Jana Baishali Alok, Chintamaneni Pavan Kumar, Krishnamurthy Praveen Thaggikuppe, Wadhwani Ashish, Mohankumar Suresh Kumar
Department of Pharmaceutical Biotechnology, JSS College of Pharmacy (A Constituent College of JSS Academy of Higher Education & Research, Mysuru, Karnataka, India), Ootacamund, Tamil Nadu, 643001, India.
Department of Pharmacology, JSS College of Pharmacy (A Constituent College of JSS Academy of Higher Education & Research, Mysuru, Karnataka, India), Ootacamund, Tamil Nadu, 643001, India.
Mol Biol Rep. 2019 Feb;46(1):957-963. doi: 10.1007/s11033-018-4551-7. Epub 2018 Dec 8.
Mitochondria play a central role in the energy homeostasis in eukaryotic cells by generating ATP via oxidative metabolism of nutrients. Excess lipid accumulation and impairments in mitochondrial function have been considered as putative mechanisms for the pathogenesis of skeletal muscle insulin resistance. Accumulation of lipids in tissues occurs due to either excessive fatty acid uptake, decreased fatty acid utilization or both. Consequently, elevated levels cytosolic lipid metabolites, triglycerides, diacylglycerol and ceramides have been demonstrated to adversely affect glucose homeostasis. Several recent studies indicate that reduced insulin-stimulated ATP synthesis and reduced expression of mitochondrial enzymes and PPAR-γ coactivator, in high fat feeding (lipid overload) are associated with insulin resistance. Despite the fact, few notable studies suggest mitochondrial dysfunction is prevalent in type 2 diabetes mellitus; it is still not clear whether the defects in mitochondrial function are the cause of insulin resistance or the consequential effects of insulin resistance itself. Thus, there is a growing interest in understanding the intricacies of mitochondrial function and its association with cytosolic lipid excess. This review therefore critically examines the molecular cascades linking cytosolic lipid excess and mitochondrial dysfunction in the pathogenesis of high fat diet-induced insulin resistance in skeletal muscle. The sequential processes following the excess intake of high fat diet in skeletal muscle includes, accumulation of cytosolic fatty acids, increased production of reactive oxygen species, mutations and ageing, and decreased mitochondrial biogenesis. The consequent mitochondrial dysfunction is then leading to decreased β-oxidation, respiratory functions and glycolysis and increased glucolipotoxicity. These events collectively induce the insulin resistance in skeletal muscle.

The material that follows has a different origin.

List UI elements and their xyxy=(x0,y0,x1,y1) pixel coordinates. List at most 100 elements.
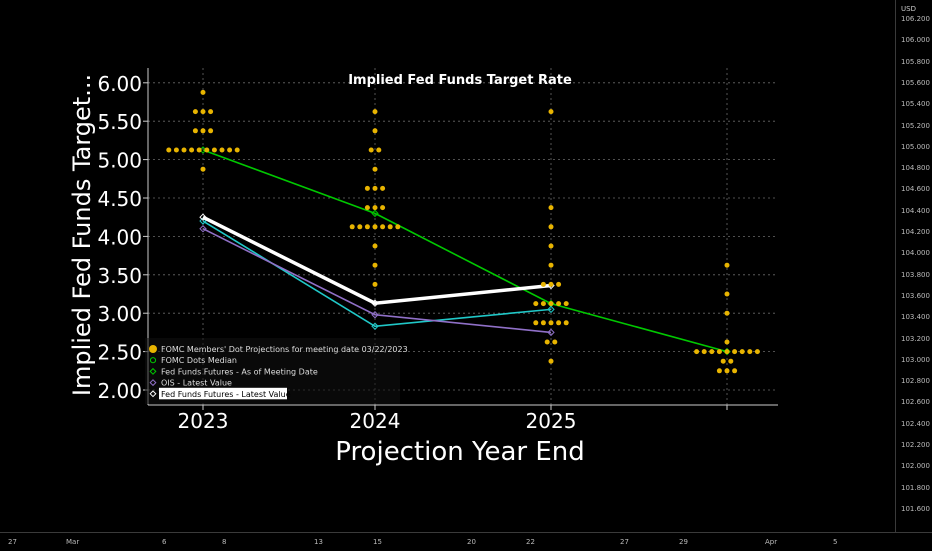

线粒体在真核细胞的能量稳态中发挥核心作用,通过营养物质的氧化代谢产生三磷酸腺苷(ATP)。脂质过度积累和线粒体功能受损被认为是骨骼肌胰岛素抵抗发病机制的推定机制。组织中脂质的积累是由于脂肪酸摄取过多、脂肪酸利用减少或两者兼而有之。因此,已证明胞质脂质代谢物、甘油三酯、二酰基甘油和神经酰胺水平升高会对葡萄糖稳态产生不利影响。最近的几项研究表明,在高脂喂养(脂质过载)中,胰岛素刺激的ATP合成减少以及线粒体酶和过氧化物酶体增殖物激活受体γ(PPAR-γ)共激活因子的表达降低与胰岛素抵抗有关。尽管如此,很少有显著的研究表明线粒体功能障碍在2型糖尿病中普遍存在;线粒体功能缺陷是胰岛素抵抗的原因还是胰岛素抵抗本身的后果仍不清楚。因此,人们越来越有兴趣了解线粒体功能的复杂性及其与胞质脂质过量的关系。因此,本综述批判性地研究了在高脂肪饮食诱导的骨骼肌胰岛素抵抗发病机制中,将胞质脂质过量与线粒体功能障碍联系起来的分子级联反应。骨骼肌中高脂饮食过量摄入后的连续过程包括,胞质脂肪酸积累、活性氧生成增加、突变和衰老以及线粒体生物发生减少。随之而来的线粒体功能障碍进而导致β-氧化、呼吸功能和糖酵解减少以及糖脂毒性增加。这些事件共同诱导骨骼肌中的胰岛素抵抗。